In the wake of the True/False Film Fest, the directors of “After Tiller” — a film documenting the lives of the few doctors in the country who perform late-term abortions — participated in a panel on Monday in Stotler Lounge.
“After Tiller” directors Lana Wilson and Martha Shane joined psychology professor Phillip Wood and spiritual leader Nancy TannerThies for the discussion, which sought to open a dialogue about the reproductive rights of women in America.
“Since the assassination of Dr. George Tiller in Kansas in 2009, only four doctors in the United States continue to perform third-trimester abortions,” the film’s [website](http://aftertillermovie.com) stated.
The panel was sponsored by Planned Parenthood, Faith Aloud, Missouri NOW, MU’s School of Social Work, Law Students for Reproductive Justice, the Women and Gender Studies Department and the Feminist Student Union.
“I feel like we’re so caught up in ‘You’re pro-choice’ or ‘You’re pro life’ and, you know, most people are somewhere in the middle,” Wilson said.
Each speaker brought their own thoughts on abortion. TannerThies spoke from a spiritual point of view and discussed how each person’s worldview is colored by their religion.

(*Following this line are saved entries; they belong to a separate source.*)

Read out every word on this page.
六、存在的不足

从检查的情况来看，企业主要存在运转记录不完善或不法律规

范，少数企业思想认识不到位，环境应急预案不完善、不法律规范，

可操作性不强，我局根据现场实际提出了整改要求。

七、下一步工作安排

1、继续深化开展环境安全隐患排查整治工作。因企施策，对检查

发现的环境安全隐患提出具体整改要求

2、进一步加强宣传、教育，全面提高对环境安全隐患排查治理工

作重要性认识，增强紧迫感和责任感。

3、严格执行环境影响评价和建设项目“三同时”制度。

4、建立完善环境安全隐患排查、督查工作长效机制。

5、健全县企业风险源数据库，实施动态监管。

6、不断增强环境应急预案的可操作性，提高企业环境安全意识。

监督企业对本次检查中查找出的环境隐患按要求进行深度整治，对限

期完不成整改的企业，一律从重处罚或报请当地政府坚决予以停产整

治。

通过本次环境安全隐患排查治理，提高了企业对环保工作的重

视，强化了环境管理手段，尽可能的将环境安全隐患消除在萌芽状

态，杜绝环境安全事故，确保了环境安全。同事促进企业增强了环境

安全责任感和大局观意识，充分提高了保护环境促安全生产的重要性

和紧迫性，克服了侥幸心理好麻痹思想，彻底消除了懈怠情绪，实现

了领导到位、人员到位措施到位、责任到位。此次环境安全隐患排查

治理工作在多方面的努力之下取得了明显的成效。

“When we begin to struggle with life and death issues, our religious perspective is primary in how we do that,” TannerThies said. “When we cast doctors with broad strokes, we don’t see their personal struggles. When we cast patients with broad strokes, we don’t see their personal struggles, and for me that’s the point where religion is part of the whole thing.”
TannerThies said Barry Johnson’s “Polarity Management: Identifying and Managing Unsolvable Problems” has helped her to reconcile the opinions of the pro-choice and pro-life movements.
“There’s not going to be some beautiful consensus about what we ought to do,” TannerThies said. “I need to be compassionate and open to conversation and try to find ways not to be confrontational, but to be open to that exchange that comes from managing polarities.”
Wood spoke of his personal experience with late-term abortion and his encounter with Dr. Tiller. Wood and his wife, after visiting doctors in three states, were told that their unborn twins would not survive. At 22 weeks, Wood’s wife was left with very few options, the nearest of which to their Columbia home was Tiller.
“I was used to these hushed, quiet tones,” Wood said. “His first words to my wife were, ‘My God! What did you do, swallow a basketball?’”
This incited raucous laughter from an otherwise somber crowd. The directors said they hope to use the film not only as a piece of storytelling but also to educate people on the issue of third trimester abortions.
“There’s been a kind of vacuum around this, and when there’s a vacuum it just gets filled in,” Wilson said. “The anti-abortion movement’s just been a lot more aggressive with the media and getting stuff out there.”
Both Wilson and Shane said they hope to release the film into classrooms, saying their distributor had made plans to make the film available to colleges and universities before releasing it on DVD.
“We came to it with the curiosity about what type of people these doctors were, more than the advocacy agenda,” Wilson said. “I think it’s about humanizing the doctors.”
Wilson mentioned her excitement at screening the film to increasingly diverse audiences, and how each could use its human stories to cross partisan lines.
“Life is complicated, and I think we all know that personally, but it doesn’t always help for advocacy platforms,” Wilson said. “As you see in the film, these aren’t black and white cases. It’s very gray, and that’s just the reality of women’s lives.”